Lysosomes are a key component in the effective function of human cells. Small and often overlooked, lysosomes work as part of the recycling system of the cell. In this article, we will look at the structure, synthesis and function of lysosomes, and their role in some pathologies.
Lysosomes are membrane-bound organelles found within cells, usually around 1 micrometre in length. Their primary function is intracellular digestion. Lysosomes contain numerous hydrolytic enzymes which catalyse hydrolysis reactions. The membrane surrounding the lysosome is vital to ensure these enzymes do not leak out into the cytoplasm and damage the cell from within.
Lysosomal proteins are formed in the same way as any other protein. The first step is initiating mRNA strand production from the relevant sections of DNA. From these, the hydrolytic enzymes can be built up. The mRNA strands proceed to the rough endoplasmic reticulum, where ribosomes can continue to construct the functioning proteins.

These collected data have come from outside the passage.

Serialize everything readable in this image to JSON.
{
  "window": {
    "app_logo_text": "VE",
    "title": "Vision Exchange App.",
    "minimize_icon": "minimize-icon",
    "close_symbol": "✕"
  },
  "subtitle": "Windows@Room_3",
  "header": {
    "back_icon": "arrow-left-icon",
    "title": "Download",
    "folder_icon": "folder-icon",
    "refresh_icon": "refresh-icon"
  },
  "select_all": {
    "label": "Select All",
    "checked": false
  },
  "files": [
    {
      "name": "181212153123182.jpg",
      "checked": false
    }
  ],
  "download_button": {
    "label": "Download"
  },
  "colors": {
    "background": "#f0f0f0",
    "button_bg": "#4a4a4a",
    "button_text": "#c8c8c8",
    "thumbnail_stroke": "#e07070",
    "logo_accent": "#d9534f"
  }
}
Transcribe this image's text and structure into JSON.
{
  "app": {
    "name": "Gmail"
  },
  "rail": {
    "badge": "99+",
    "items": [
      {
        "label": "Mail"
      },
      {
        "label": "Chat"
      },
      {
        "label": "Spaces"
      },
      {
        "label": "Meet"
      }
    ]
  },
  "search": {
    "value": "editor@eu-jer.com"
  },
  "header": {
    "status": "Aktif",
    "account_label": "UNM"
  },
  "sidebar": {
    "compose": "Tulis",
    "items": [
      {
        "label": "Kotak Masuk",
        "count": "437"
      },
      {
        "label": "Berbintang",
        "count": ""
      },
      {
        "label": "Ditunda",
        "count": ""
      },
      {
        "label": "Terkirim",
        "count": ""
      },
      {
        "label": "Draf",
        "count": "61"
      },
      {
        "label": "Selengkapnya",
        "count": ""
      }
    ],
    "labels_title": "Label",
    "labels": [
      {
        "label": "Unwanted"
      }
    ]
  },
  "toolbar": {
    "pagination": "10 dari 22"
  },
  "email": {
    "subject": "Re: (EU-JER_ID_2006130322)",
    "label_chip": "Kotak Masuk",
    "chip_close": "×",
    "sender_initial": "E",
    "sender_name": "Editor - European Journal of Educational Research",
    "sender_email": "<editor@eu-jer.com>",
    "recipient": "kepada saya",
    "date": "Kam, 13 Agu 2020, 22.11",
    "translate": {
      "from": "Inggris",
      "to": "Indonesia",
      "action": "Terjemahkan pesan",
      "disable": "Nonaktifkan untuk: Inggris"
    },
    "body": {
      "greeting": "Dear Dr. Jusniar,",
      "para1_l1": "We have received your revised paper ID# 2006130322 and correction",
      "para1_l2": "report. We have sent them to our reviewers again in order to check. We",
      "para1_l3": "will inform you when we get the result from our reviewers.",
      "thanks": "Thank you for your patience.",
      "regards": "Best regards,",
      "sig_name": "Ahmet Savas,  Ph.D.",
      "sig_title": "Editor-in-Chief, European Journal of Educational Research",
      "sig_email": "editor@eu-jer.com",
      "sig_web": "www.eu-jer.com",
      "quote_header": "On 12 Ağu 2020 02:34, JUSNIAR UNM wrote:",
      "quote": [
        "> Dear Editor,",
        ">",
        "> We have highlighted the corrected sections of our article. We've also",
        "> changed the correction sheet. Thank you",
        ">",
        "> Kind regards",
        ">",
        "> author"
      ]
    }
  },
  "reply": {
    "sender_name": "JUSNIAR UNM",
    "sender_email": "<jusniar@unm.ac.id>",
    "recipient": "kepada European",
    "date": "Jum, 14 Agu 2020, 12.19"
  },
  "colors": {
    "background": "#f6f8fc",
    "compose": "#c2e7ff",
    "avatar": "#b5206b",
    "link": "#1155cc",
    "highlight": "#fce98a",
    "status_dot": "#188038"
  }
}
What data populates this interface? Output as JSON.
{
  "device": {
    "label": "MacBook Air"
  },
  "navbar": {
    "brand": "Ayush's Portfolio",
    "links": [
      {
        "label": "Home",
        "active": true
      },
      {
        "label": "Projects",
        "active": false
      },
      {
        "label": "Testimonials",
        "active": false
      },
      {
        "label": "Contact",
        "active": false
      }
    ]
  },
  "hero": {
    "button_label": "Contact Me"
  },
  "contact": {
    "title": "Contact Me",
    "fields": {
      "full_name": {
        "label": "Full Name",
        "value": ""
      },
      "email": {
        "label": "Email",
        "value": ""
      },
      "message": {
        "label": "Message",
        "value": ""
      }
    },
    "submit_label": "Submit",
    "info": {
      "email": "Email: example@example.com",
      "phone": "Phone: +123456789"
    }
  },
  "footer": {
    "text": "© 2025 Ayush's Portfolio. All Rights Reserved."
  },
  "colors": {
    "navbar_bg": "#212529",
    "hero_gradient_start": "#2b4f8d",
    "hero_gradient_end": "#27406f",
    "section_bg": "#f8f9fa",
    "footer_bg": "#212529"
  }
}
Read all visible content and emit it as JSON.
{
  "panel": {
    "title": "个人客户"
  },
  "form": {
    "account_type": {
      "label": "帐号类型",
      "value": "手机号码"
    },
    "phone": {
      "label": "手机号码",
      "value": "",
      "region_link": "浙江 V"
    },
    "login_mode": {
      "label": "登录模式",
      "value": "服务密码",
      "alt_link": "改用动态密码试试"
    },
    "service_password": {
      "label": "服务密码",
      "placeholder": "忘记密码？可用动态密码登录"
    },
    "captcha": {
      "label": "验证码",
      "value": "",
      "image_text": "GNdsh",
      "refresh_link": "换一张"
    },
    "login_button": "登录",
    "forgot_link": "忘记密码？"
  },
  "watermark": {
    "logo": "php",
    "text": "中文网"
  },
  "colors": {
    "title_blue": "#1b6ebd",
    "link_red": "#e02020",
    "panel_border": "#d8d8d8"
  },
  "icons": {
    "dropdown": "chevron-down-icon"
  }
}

Importantly, these proteins are tagged with mannose-6-phosphate within the Golgi apparatus. This tag binds to mannose-6-phosphate receptors in the Golgi apparatus. As a result, vesicles containing these enzymes bud off from the Golgi apparatus. Two enzymes are responsible for the attachment of the mannose-6-phosphate tag: N-acetylglucosamine phosphotransferase and N-acetylglucosamine phosphoglycosidase.
This vesicle, now in the cytoplasm, then binds with a late endosome. The late endosome has proton pumps within its membrane that keep its internal environment acidic. The low pH causes dissociation of the protein from the mannose-6-phosphate receptor. This receptor can then be recycled back to the Golgi apparatus.
The phosphate group is also removed from the mannose-6-phosphate tag, to prevent the whole protein returning to the Golgi apparatus. The late endosome can eventually mature into a lysosome, after it has received the enzymes from the Golgi apparatus.
Lysosomes play an important role in phagocytosis. When macrophages phagocytose foreign particles, they contain them within a phagosome. The phagosome will then bind with a lysosome to form a phagolysosome. The hydrolytic enzymes contained within the lysosome allow foreign particles to be destroyed.
These enzymes are critical in oxygen-independent killing mechanisms. Lysosomes also help to defend against pathogen entry via endocytosis by degrading pathogens before they reach the cytoplasm.
Clinical Relevance – I-cell disease
This is caused by genetic defects in the N-acetylglucosamine phosphotransferase enzyme. This enzyme is vital for the addition of mannose-6-phosphate to lysosome-targeted proteins. This results in lysosomal enzymes not being properly targeted. As a result significant amounts are found in both the urine and the blood stream.
Clinical Relevance – Lysosomal Storage Disease
These are a group of genetic conditions affecting lysosomes. The condition vary widely in signs, symptoms and patient demographics. There are several classifications; the most common of these conditions is Gaucher’s disease. It is caused by a deficiency of the beta-glucocerebrosidase. This enzyme is required to break down glucocerebroside. Without this enzyme, the glucocerebroside is able to accumulate within cells, which can damaging them. Symptoms include hepatosplenomegaly and anaemia.